Saline (medicine) - History

History

Saline was believed to have originated during the Indian Blue Cholera pandemic that swept across Europe in 1831. William Brooke O'Shaughnessy, a recent graduate of Edinburgh Medical School, proposed in an article to medical journal The Lancet to inject cholera patients with highly-oxygenated salts to treat the "universal stagnation of the venous system and rapid cessation of arterialisation of the blood" seen in severely dehydrated cholera patients. He found his treatment harmless in dogs, and his proposal was soon adopted by the physician Thomas Latta in treating cholera patients to beneficial effect. In the following decades, variations and alternatives to Latta's solution were tested and used in treating cholera patients.
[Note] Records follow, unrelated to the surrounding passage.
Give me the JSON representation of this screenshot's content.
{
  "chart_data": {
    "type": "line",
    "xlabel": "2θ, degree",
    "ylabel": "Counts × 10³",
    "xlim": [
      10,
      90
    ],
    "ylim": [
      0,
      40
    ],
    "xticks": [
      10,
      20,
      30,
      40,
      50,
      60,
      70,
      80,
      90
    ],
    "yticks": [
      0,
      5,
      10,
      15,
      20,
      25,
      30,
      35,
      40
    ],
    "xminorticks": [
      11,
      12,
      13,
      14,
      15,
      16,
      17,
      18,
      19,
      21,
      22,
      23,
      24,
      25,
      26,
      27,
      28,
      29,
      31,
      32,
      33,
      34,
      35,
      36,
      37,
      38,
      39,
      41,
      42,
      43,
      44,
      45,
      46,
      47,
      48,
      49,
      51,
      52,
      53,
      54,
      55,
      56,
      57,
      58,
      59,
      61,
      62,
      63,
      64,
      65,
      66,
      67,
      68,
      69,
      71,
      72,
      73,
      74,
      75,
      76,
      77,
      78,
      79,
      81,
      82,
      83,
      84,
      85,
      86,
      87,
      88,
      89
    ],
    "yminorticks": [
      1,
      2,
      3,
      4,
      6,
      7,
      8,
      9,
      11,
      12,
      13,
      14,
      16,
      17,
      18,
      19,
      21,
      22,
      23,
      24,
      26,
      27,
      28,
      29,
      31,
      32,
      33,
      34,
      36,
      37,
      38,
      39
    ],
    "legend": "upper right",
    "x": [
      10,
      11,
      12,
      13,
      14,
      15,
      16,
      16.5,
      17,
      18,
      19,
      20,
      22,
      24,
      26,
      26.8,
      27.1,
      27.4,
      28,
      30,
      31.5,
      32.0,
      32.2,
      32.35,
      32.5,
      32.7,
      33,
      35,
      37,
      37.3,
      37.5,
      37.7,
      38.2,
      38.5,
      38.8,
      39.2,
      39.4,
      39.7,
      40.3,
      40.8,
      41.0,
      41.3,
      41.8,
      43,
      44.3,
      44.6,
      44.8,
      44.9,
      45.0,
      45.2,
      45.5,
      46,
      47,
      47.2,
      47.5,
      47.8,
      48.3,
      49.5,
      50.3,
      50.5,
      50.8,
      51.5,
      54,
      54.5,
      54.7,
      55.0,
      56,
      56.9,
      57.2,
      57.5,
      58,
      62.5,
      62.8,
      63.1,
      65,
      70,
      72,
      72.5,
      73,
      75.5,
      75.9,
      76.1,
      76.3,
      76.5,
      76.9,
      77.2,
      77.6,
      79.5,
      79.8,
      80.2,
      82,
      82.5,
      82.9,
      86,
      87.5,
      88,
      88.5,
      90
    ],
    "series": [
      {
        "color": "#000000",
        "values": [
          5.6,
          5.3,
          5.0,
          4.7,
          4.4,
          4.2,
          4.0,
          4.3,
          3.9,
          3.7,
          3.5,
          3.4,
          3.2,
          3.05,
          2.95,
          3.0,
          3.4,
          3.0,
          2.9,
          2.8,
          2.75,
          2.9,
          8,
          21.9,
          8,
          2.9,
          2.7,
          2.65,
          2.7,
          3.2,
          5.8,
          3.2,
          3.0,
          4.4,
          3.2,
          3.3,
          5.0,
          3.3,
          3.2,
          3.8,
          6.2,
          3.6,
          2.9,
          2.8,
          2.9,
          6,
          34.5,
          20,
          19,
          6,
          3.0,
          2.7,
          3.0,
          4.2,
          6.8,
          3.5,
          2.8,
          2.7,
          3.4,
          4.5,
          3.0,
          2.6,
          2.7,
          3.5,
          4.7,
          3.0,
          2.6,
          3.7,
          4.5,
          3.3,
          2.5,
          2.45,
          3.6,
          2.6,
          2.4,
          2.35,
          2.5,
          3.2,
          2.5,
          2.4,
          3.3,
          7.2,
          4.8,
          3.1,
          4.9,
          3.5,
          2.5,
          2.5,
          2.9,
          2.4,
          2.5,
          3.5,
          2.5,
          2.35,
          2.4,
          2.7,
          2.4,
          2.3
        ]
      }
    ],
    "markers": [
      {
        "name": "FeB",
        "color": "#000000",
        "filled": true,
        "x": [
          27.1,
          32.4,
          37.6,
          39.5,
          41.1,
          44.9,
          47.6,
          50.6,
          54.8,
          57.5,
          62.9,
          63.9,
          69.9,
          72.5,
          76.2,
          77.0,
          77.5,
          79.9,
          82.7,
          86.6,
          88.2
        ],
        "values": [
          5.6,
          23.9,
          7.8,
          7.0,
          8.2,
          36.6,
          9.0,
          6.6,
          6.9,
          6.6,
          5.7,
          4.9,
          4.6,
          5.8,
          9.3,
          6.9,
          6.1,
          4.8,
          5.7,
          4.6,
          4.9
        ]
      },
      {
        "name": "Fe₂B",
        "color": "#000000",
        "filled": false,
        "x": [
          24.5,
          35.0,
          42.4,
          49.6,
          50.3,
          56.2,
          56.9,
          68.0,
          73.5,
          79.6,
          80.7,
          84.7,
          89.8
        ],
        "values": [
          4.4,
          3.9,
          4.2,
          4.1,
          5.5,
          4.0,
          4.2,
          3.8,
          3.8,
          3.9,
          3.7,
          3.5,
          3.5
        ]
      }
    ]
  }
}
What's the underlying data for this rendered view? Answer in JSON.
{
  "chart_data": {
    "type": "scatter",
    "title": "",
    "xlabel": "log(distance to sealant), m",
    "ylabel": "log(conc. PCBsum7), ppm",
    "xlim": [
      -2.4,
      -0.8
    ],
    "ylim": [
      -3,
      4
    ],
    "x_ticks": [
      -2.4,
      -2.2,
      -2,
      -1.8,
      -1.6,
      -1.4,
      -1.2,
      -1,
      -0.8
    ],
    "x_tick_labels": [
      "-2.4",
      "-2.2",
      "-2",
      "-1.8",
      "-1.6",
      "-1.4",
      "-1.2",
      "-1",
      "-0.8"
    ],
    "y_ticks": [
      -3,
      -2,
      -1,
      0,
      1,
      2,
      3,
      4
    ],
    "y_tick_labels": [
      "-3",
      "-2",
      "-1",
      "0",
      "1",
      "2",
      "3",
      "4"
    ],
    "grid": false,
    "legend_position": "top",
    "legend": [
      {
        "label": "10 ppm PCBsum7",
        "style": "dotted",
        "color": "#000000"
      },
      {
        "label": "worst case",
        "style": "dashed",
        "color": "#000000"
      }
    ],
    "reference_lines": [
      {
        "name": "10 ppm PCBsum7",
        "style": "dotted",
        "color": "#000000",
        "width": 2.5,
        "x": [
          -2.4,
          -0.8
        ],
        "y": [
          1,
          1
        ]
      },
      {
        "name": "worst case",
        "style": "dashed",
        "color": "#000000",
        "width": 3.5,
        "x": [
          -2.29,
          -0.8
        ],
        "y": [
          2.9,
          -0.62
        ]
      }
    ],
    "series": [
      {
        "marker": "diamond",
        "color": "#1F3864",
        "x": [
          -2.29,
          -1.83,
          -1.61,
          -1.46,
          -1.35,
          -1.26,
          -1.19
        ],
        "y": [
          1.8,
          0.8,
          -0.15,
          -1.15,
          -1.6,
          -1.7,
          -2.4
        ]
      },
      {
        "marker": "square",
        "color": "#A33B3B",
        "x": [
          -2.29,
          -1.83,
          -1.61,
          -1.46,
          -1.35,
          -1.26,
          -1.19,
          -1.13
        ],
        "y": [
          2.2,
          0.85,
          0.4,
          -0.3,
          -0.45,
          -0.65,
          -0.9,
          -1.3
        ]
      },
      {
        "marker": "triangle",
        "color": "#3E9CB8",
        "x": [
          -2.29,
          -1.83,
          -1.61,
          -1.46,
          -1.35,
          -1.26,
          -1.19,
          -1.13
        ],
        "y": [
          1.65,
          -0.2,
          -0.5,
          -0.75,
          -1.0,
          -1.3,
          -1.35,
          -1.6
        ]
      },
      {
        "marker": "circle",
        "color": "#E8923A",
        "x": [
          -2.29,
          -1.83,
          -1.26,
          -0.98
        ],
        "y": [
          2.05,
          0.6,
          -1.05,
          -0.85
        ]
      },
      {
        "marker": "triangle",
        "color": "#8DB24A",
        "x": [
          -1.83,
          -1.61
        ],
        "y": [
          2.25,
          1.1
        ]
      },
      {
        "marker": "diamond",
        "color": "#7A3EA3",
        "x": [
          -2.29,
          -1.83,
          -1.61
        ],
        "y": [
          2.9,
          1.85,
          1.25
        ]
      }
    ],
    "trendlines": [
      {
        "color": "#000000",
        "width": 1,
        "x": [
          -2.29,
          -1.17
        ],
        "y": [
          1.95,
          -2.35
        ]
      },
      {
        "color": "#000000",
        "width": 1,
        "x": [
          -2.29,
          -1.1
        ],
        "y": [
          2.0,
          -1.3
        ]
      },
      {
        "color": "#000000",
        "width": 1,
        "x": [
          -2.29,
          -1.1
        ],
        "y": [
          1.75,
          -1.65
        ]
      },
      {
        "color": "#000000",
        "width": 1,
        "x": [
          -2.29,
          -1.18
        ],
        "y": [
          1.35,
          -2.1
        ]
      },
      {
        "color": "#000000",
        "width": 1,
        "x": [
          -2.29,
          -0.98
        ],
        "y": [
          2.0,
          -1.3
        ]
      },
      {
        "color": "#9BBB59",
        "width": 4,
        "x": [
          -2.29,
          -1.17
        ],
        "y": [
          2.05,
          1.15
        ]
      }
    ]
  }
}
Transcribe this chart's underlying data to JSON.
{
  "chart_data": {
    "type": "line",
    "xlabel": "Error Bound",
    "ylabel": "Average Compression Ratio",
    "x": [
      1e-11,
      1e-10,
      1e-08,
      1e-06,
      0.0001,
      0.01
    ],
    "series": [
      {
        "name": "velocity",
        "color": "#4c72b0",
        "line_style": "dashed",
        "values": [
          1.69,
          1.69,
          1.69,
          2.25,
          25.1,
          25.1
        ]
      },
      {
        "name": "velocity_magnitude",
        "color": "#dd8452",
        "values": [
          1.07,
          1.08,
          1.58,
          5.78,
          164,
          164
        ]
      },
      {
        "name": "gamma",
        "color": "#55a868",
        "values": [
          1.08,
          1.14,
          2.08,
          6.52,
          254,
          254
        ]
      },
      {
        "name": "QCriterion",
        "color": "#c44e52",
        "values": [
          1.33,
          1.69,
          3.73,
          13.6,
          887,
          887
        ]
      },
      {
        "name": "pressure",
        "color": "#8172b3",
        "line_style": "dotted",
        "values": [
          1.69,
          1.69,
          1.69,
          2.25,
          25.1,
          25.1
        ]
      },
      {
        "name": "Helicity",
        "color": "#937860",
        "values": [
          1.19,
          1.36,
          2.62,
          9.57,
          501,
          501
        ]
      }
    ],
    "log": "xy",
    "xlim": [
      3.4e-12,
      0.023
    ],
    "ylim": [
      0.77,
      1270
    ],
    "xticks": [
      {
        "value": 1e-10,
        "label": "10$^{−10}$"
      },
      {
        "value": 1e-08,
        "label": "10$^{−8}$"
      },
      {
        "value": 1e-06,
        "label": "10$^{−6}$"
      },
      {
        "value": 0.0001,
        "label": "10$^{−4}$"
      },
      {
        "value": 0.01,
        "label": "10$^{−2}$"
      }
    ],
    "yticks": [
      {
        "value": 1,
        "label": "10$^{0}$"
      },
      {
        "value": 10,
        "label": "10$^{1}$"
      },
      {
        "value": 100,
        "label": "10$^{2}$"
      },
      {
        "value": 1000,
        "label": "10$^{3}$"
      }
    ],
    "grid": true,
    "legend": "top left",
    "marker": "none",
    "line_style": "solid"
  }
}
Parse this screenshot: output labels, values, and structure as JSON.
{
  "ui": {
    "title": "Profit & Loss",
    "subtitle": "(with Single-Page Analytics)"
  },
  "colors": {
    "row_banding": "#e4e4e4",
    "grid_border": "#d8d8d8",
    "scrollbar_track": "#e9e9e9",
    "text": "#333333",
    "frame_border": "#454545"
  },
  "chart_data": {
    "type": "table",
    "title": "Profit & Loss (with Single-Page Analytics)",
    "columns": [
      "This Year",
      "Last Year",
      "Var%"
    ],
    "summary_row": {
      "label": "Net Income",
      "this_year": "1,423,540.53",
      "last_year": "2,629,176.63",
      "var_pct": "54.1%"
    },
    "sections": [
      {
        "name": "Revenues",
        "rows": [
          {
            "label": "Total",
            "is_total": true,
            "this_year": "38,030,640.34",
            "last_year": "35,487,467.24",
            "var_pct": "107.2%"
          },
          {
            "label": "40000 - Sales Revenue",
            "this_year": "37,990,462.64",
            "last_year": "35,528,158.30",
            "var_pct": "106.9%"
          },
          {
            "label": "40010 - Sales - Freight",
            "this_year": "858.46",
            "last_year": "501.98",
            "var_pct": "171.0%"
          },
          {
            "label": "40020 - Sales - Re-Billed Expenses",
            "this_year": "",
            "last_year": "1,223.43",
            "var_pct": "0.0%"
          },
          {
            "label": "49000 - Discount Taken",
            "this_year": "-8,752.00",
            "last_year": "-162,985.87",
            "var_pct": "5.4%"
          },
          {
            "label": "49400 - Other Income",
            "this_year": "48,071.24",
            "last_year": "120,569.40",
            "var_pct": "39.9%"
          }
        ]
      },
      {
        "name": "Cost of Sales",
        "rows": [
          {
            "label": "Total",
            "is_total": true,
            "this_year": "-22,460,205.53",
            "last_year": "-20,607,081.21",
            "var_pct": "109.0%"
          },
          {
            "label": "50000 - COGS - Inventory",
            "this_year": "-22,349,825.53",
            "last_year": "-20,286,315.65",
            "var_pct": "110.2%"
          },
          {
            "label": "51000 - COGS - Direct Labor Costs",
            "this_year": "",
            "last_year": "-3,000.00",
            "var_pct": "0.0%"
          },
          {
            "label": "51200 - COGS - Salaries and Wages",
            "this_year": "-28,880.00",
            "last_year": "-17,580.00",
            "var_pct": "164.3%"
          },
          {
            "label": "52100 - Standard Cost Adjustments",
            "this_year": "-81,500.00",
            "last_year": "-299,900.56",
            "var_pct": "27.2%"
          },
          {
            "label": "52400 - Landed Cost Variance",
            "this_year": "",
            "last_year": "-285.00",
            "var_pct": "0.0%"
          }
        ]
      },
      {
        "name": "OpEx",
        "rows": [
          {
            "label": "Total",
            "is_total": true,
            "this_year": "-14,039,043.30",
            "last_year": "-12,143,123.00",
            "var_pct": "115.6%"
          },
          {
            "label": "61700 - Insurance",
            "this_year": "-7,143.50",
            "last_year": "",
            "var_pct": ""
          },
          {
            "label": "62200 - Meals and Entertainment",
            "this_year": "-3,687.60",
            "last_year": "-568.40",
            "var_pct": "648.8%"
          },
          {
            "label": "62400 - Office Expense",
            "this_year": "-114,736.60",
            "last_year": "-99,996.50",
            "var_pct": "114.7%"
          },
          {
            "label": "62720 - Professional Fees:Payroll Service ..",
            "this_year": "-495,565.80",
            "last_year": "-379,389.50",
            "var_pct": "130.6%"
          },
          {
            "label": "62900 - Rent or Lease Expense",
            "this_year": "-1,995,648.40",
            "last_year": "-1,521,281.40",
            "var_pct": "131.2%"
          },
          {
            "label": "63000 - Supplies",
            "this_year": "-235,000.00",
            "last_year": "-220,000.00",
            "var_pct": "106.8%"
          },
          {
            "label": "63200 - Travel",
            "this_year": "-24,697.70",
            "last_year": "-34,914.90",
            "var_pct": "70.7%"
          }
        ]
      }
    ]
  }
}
These solutions contained a range of concentrations of sodium, chloride, potassium, carbonate, phosphate, and hydroxide. The breakthrough in achieving physiological concentrations was accomplished by Ringer in 1831, when he determined the optimal salt concentrations to maintain the contractility of frog heart muscle tissue. Normal saline is considered a descendant of the pre-Ringer solutions, as Ringer's findings were not adopted and widely used until decades later. The term "normal saline" itself appears to have little historical basis, except for Hartog Jakob Hamburger's 1882–83 in vitro studies of red cell lysis that incorrectly suggested that 0.9% was the concentration of salt in human blood (rather than 0.6%, the true concentration).